O Núcleo de Advocacia Popular (NAP) da UCPel também vem acompanhado as tratativas da permanência do grupo e ficará responsável pelo trabalho após o retorno da pós-doutoranda para a Colômbia, em julho. “O NAP irá atuar na parte legal e assessoria para o desenvolvimento de planos de curto, médio e longo prazos”, explicou. A intenção das ações é preparar os líderes para dirigirem os apoios que serão recebidos. “Queremos que eles próprios consigam organizar a ajuda recebida para não ocorrer o contrário”, complementa.     
Apesar da terra ser pequena para o número de famílias, a intenção dos Kaingangs é trabalhar com a agricultura familiar, criar abelhas e vender o artesanato confeccionado pelo grupo. “No terreno existe um prédio abandonado e a intenção do grupo no futuro é transformá-lo em um centro de recebimento turístico”, comenta.    
Dedicação à causa
Foi quando atuou em uma ONG no Equador que Isabela se deparou com as problemáticas vividas pelos povos indígenas no sul do continente. “A princípio essa não era a minha área de atuação, mas devido à viagem de um colega tive que atender um cacique que buscava ajuda sobre a descoberta de petróleo em sua terra”, conta. A nova perspectiva de mundo apresentada foi suficiente para atrair a sua atenção e estudo. “Fui deixando outras áreas para me dedicar exclusivamente para o tema”, disse. 
A advogada é formada pela Universidade Federal de Pelotas, possui mestrado em Direito Econômico pela Universidad Andina Simón Bolívar, mestrado em Direito e Política dos Povos Indígenas pela University of Arizona, mestrado em Direito Indígena pela University of Calgary, e doutorado em Estudos Culturais Latinoamericanos pela Universidad Andina Simón Bolívar.

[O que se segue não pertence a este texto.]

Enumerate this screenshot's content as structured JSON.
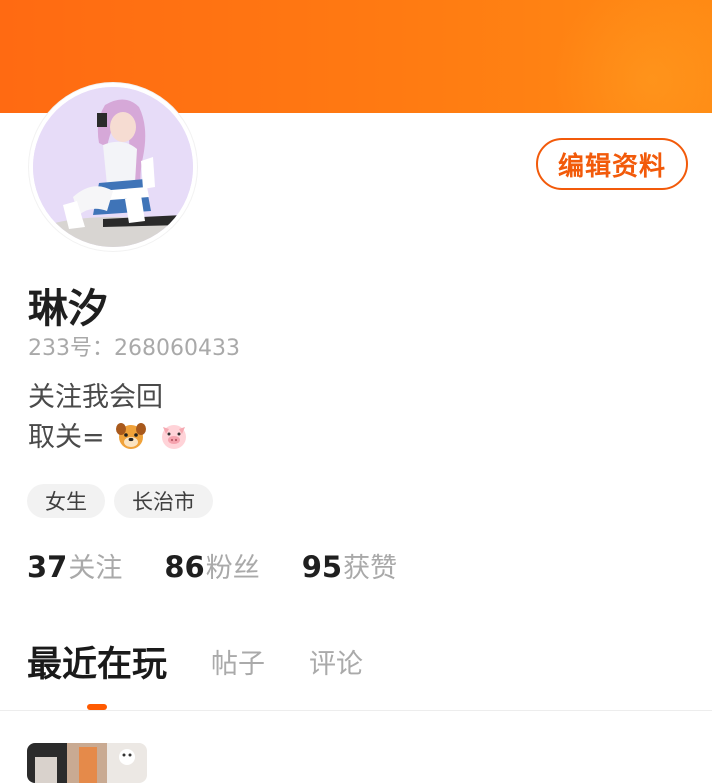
{
  "header": {
    "banner_color": "#ff7a12"
  },
  "profile": {
    "username": "琳汐",
    "uid_label": "233号：268060433",
    "bio_line1": "关注我会回",
    "bio_line2": "取关=",
    "bio_emojis": [
      "dog-face-icon",
      "pig-face-icon"
    ],
    "tags": [
      "女生",
      "长治市"
    ]
  },
  "actions": {
    "edit_label": "编辑资料"
  },
  "stats": [
    {
      "num": "37",
      "label": "关注"
    },
    {
      "num": "86",
      "label": "粉丝"
    },
    {
      "num": "95",
      "label": "获赞"
    }
  ],
  "tabs": [
    {
      "label": "最近在玩",
      "active": true
    },
    {
      "label": "帖子",
      "active": false
    },
    {
      "label": "评论",
      "active": false
    }
  ],
  "colors": {
    "accent": "#f25a0a",
    "indicator": "#ff5a00",
    "muted": "#a9a9a9"
  }
}
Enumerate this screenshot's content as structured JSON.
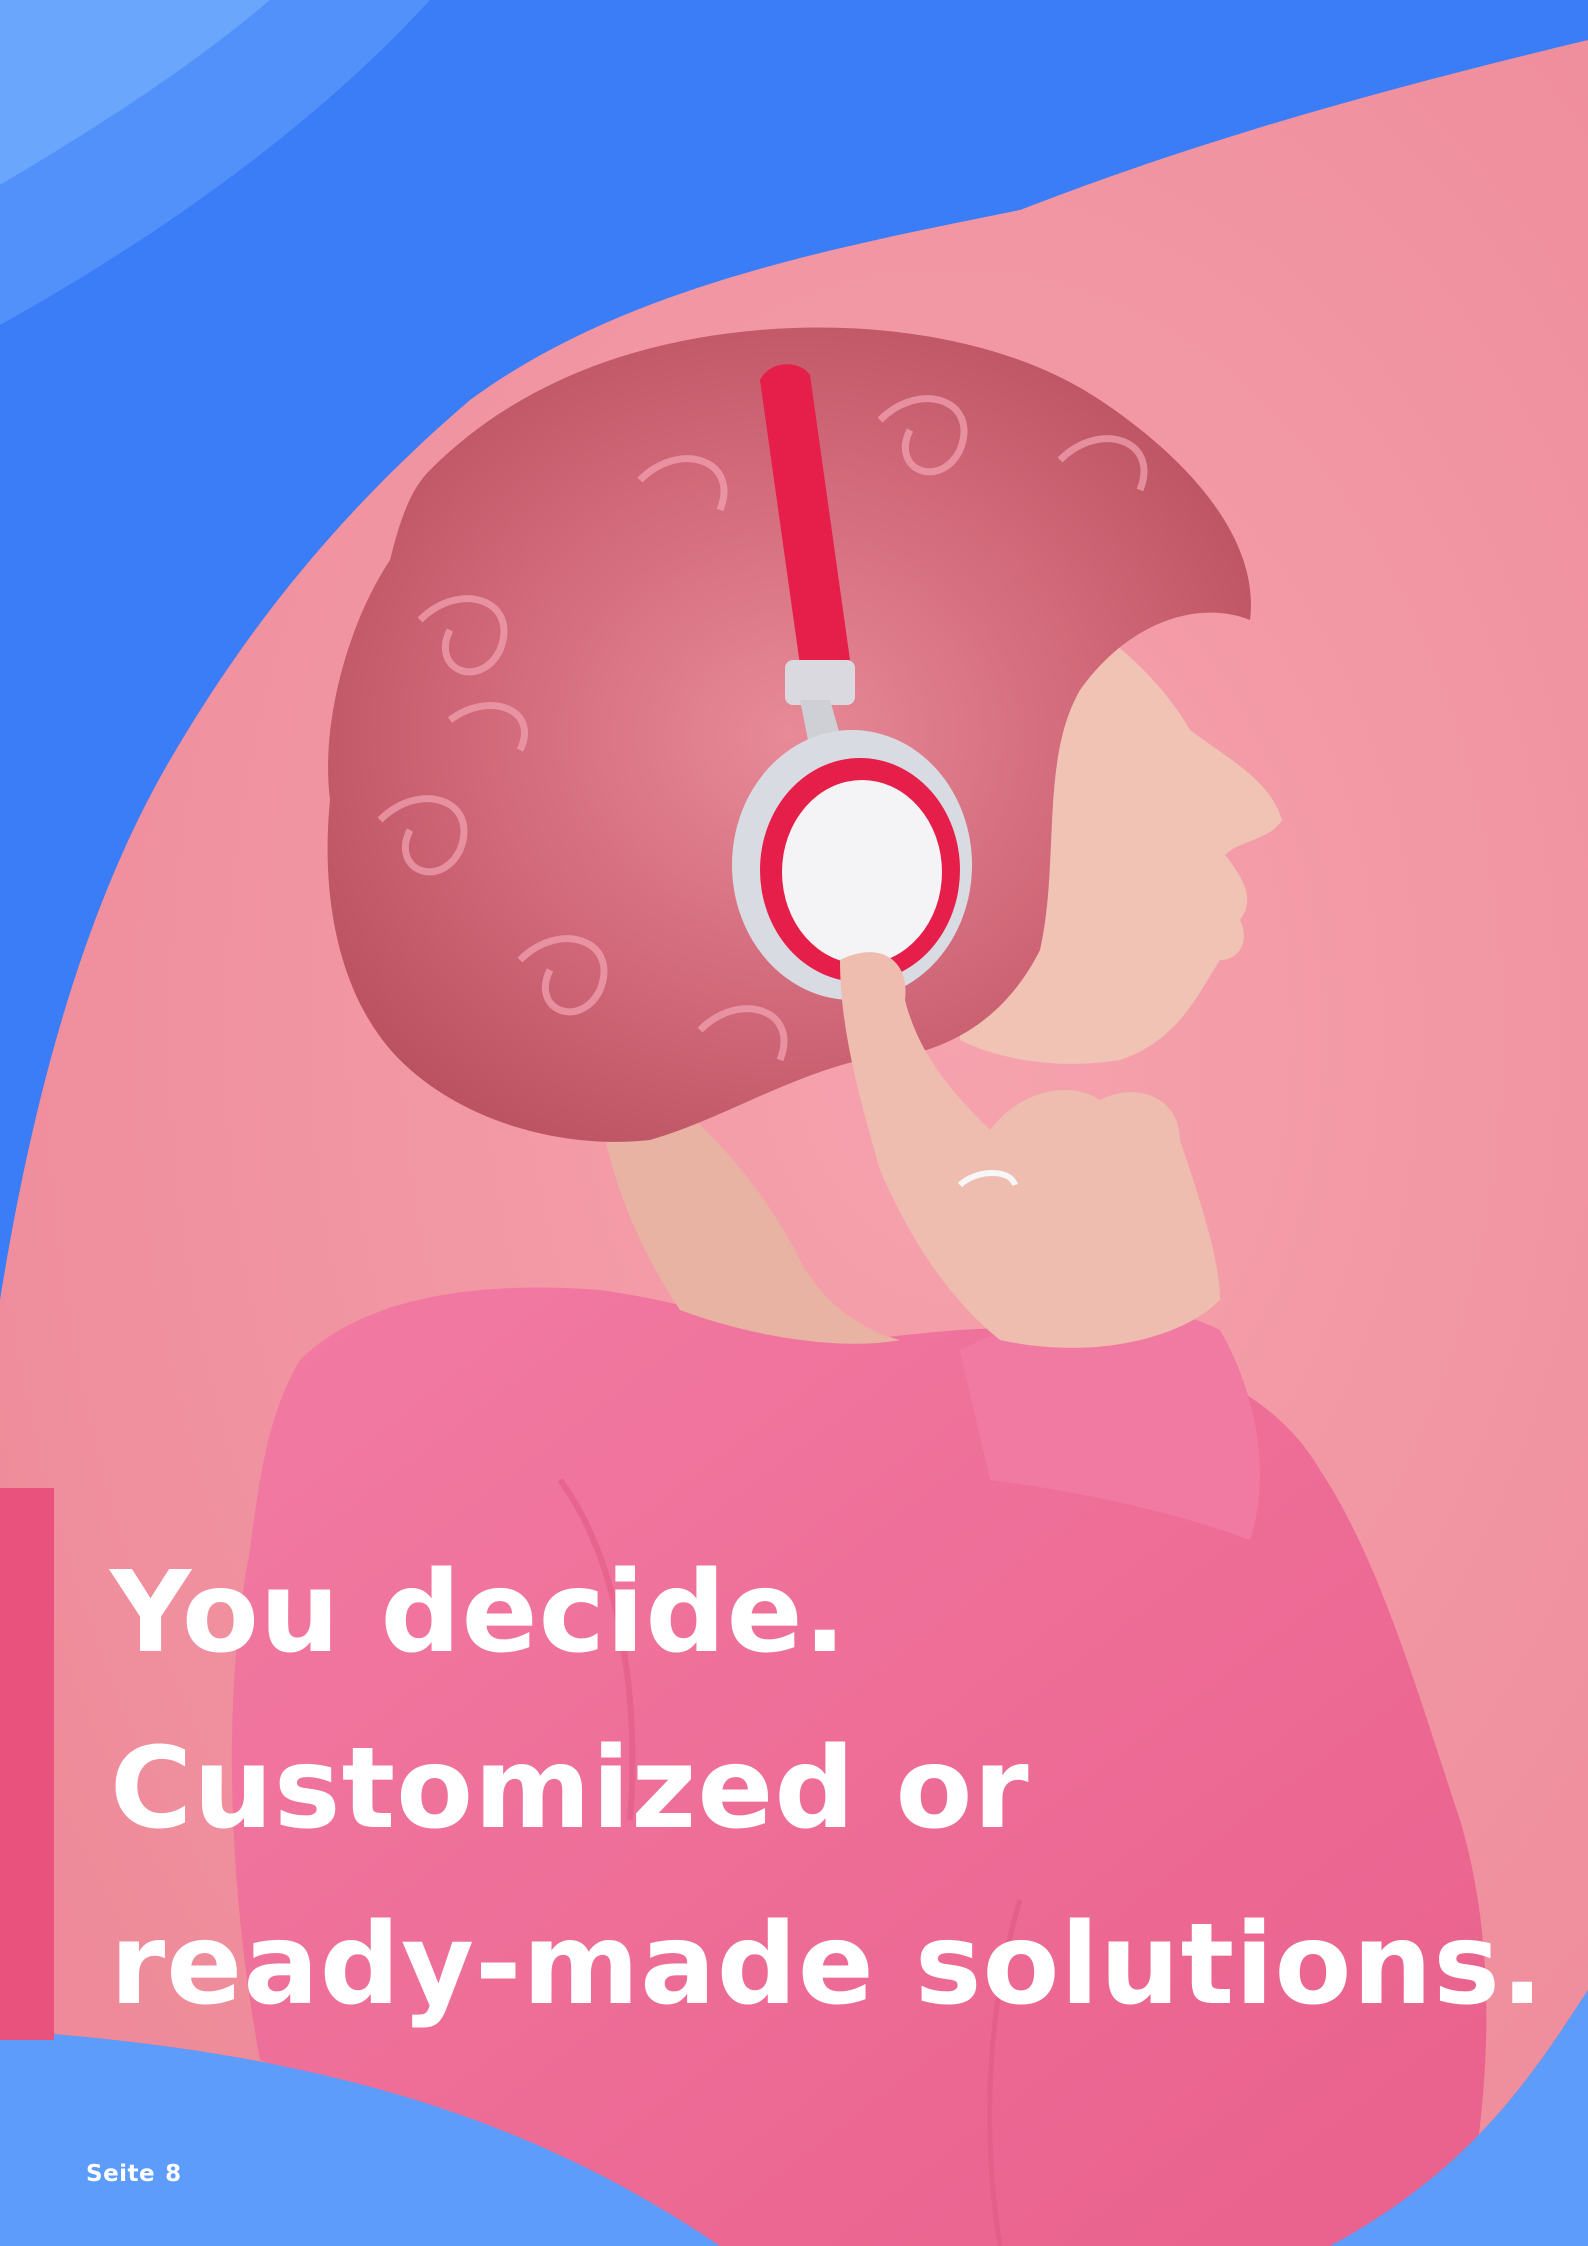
{
  "colors": {
    "background_blue": "#3b7cf7",
    "light_blue": "#6aa6fb",
    "pink_background": "#f2929f",
    "hoodie_pink": "#ef6e98",
    "hair": "#d56a7a",
    "headphone_red": "#e51e4a",
    "accent_bar": "#e8527c",
    "text": "#ffffff"
  },
  "photo": {
    "description_icon": "woman-with-headphones-photo"
  },
  "headline": {
    "line1": "You decide.",
    "line2": "Customized or",
    "line3": "ready-made solutions."
  },
  "footer": {
    "page_label": "Seite",
    "page_number": "8"
  }
}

Atualmente realiza seu pós-doutorado na UCPel.
Sobre as dificuldades indígenas enfrentadas na América do Sul, Isabela avalia que as tribos brasileiras sofrem mais dificuldades em comparação com os povos da Bolívia e Equador, por exemplo. “Nestes países os povos são mais organizados politicamente devido à sua experiência no campesinato”, pontuou. Ela ainda lembra que os povos dos países andinos têm organizações mais antigas e a forma de colonização contribuiu para a sua permanência com o contato da terra. 

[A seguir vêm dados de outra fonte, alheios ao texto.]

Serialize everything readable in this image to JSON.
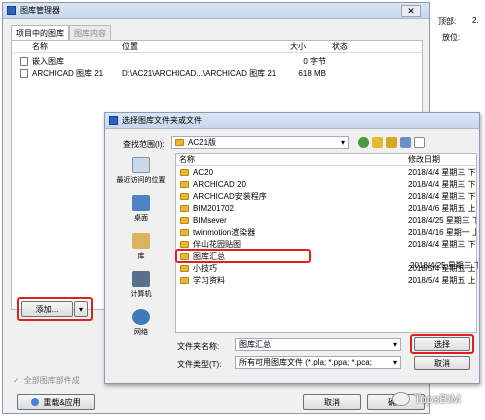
{
  "background_panel": {
    "label_top": "顶部:",
    "value_top": "2.",
    "label_location": "放位:"
  },
  "library_manager": {
    "title": "图库管理器",
    "close": "✕",
    "tabs": [
      {
        "label": "项目中的图库"
      },
      {
        "label": "图库内容"
      }
    ],
    "columns": {
      "name": "名称",
      "location": "位置",
      "size": "大小",
      "status": "状态"
    },
    "rows": [
      {
        "name": "嵌入图库",
        "location": "",
        "size": "0 字节",
        "status": ""
      },
      {
        "name": "ARCHICAD 图库 21",
        "location": "D:\\AC21\\ARCHICAD...\\ARCHICAD 图库 21",
        "size": "618 MB",
        "status": ""
      }
    ],
    "add_button": "添加...",
    "add_dropdown": "▾",
    "bottom_hint": "全部图库部件成",
    "reload_button": "重载&应用",
    "cancel_button": "取消",
    "ok_button": "确定"
  },
  "file_dialog": {
    "title": "选择图库文件夹或文件",
    "lookin_label": "查找范围(I):",
    "lookin_value": "AC21版",
    "col_name": "名称",
    "col_modified": "修改日期",
    "places": [
      {
        "label": "最近访问的位置",
        "icon": "recent-places-icon"
      },
      {
        "label": "桌面",
        "icon": "desktop-icon"
      },
      {
        "label": "库",
        "icon": "libraries-icon"
      },
      {
        "label": "计算机",
        "icon": "computer-icon"
      },
      {
        "label": "网络",
        "icon": "network-icon"
      }
    ],
    "files": [
      {
        "name": "AC20",
        "date": "2018/4/4 星期三 下"
      },
      {
        "name": "ARCHICAD 20",
        "date": "2018/4/4 星期三 下"
      },
      {
        "name": "ARCHICAD安装程序",
        "date": "2018/4/4 星期三 下"
      },
      {
        "name": "BIM201702",
        "date": "2018/4/6 星期五 上"
      },
      {
        "name": "BIMsever",
        "date": "2018/4/25 星期三 下"
      },
      {
        "name": "twinmotion渲染器",
        "date": "2018/4/16 星期一 上"
      },
      {
        "name": "伴山花园贴图",
        "date": "2018/4/4 星期三 下"
      },
      {
        "name": "图库汇总",
        "date": "2018/4/25 星期三 下"
      },
      {
        "name": "小技巧",
        "date": "2018/5/4 星期五 上"
      },
      {
        "name": "学习资料",
        "date": "2018/5/4 星期五 上"
      }
    ],
    "filename_label": "文件夹名称:",
    "filename_value": "图库汇总",
    "filetype_label": "文件类型(T):",
    "filetype_value": "所有可用图库文件 (*.pla; *.ppa; *.pca;",
    "select_button": "选择",
    "cancel_button": "取消"
  },
  "watermark": "TopsBIM"
}
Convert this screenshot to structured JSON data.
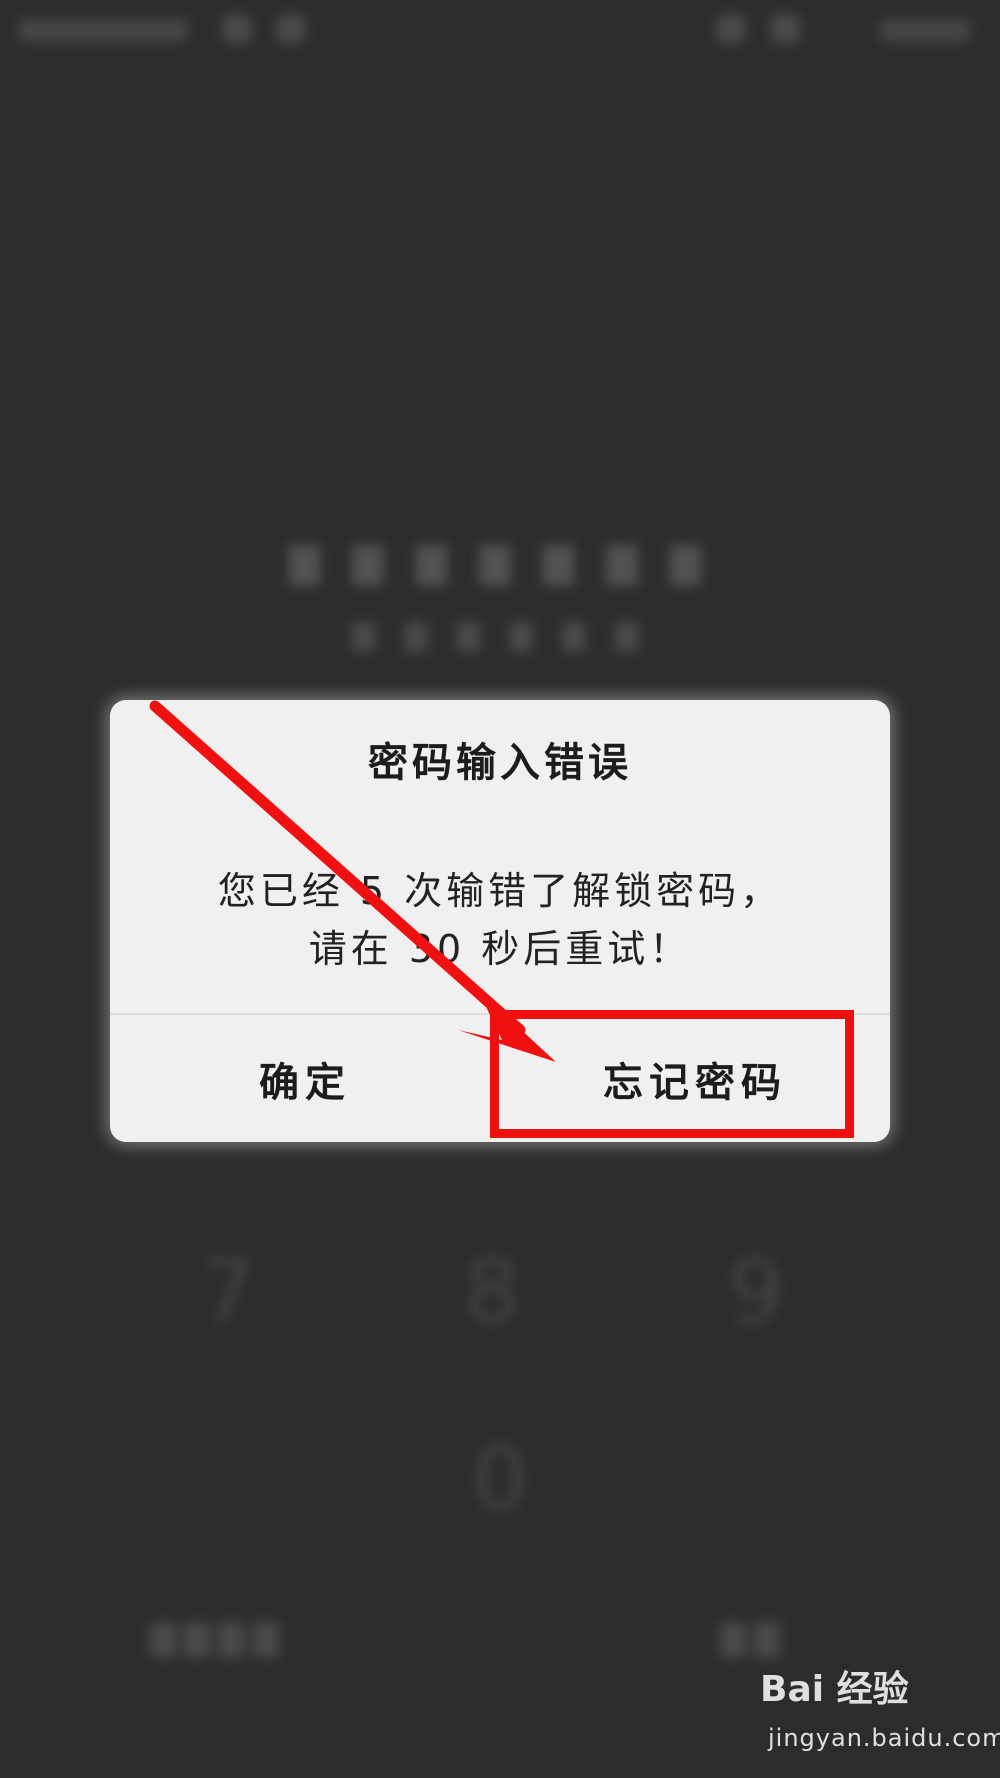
{
  "lock_screen": {
    "keypad": {
      "keys": [
        "7",
        "8",
        "9",
        "0"
      ]
    }
  },
  "dialog": {
    "title": "密码输入错误",
    "message_line1": "您已经 5 次输错了解锁密码，",
    "message_line2": "请在 30 秒后重试！",
    "confirm_label": "确定",
    "forgot_label": "忘记密码"
  },
  "annotation": {
    "color": "#f01010"
  },
  "watermark": {
    "logo": "Bai 经验",
    "url": "jingyan.baidu.com"
  }
}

Já no Brasil, os índios foram expulsos de suas terras e substituídos pelos negros. “Nos países andinos as terras indígenas pertencem aos seus grupos. Aqui elas são de uso indígena, mas permanecem sendo do Estado, o que gera a necessidade de um representante estatal junto a eles nas reivindicações ”. Outro ponto destacado por ela é que por não existir um órgão dedicado exclusivamente à temática indígena em outros países, esses povos foram obrigados a se articularem para defender interesses comuns, ao contrário do Brasil, que criou a Funai para dar suporte aos índios. 
Pesquisa na UCPel
 
O trabalho, intitulado “Interculturalidade e controle social no RS: Estudo de caso no âmbito da ampliação da BR-116”, deverá ser finalizado no mês de julho. Isabela teve interesse em desenvolver a temática para investigar como ocorreu a aplicação do Programa de Apoio às Comunidades Indígenas na duplicação da BR-116/RS. “Nunca houve no Brasil e em nenhum outro país a realização da consulta prévia, que deve ser aplicada cada vez que governos autorizam projetos que afetam os direitos indígenas”, explicou. 

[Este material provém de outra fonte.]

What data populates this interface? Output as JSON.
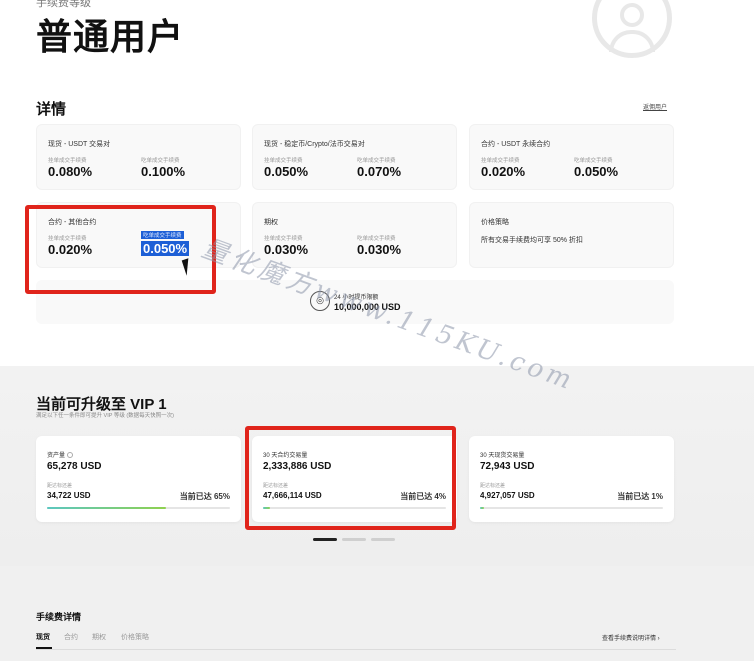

De acordo com a pós-doutoranda, a abertura do PPGPS em aceitar uma pesquisa que trabalha com questões indígenas, mesmo quando ainda não havia índios em Pelotas, foi muito positiva. “O pós-doutorado da UCPel abriu espaço para o trabalho realizado diretamente com a comunidade e não é qualquer programa que faz isso”, elogiou. Para ela, o conhecimento especializado existe para ser entregue à comunidade e a UCPel cumpre o papel na transferência desse conhecimento.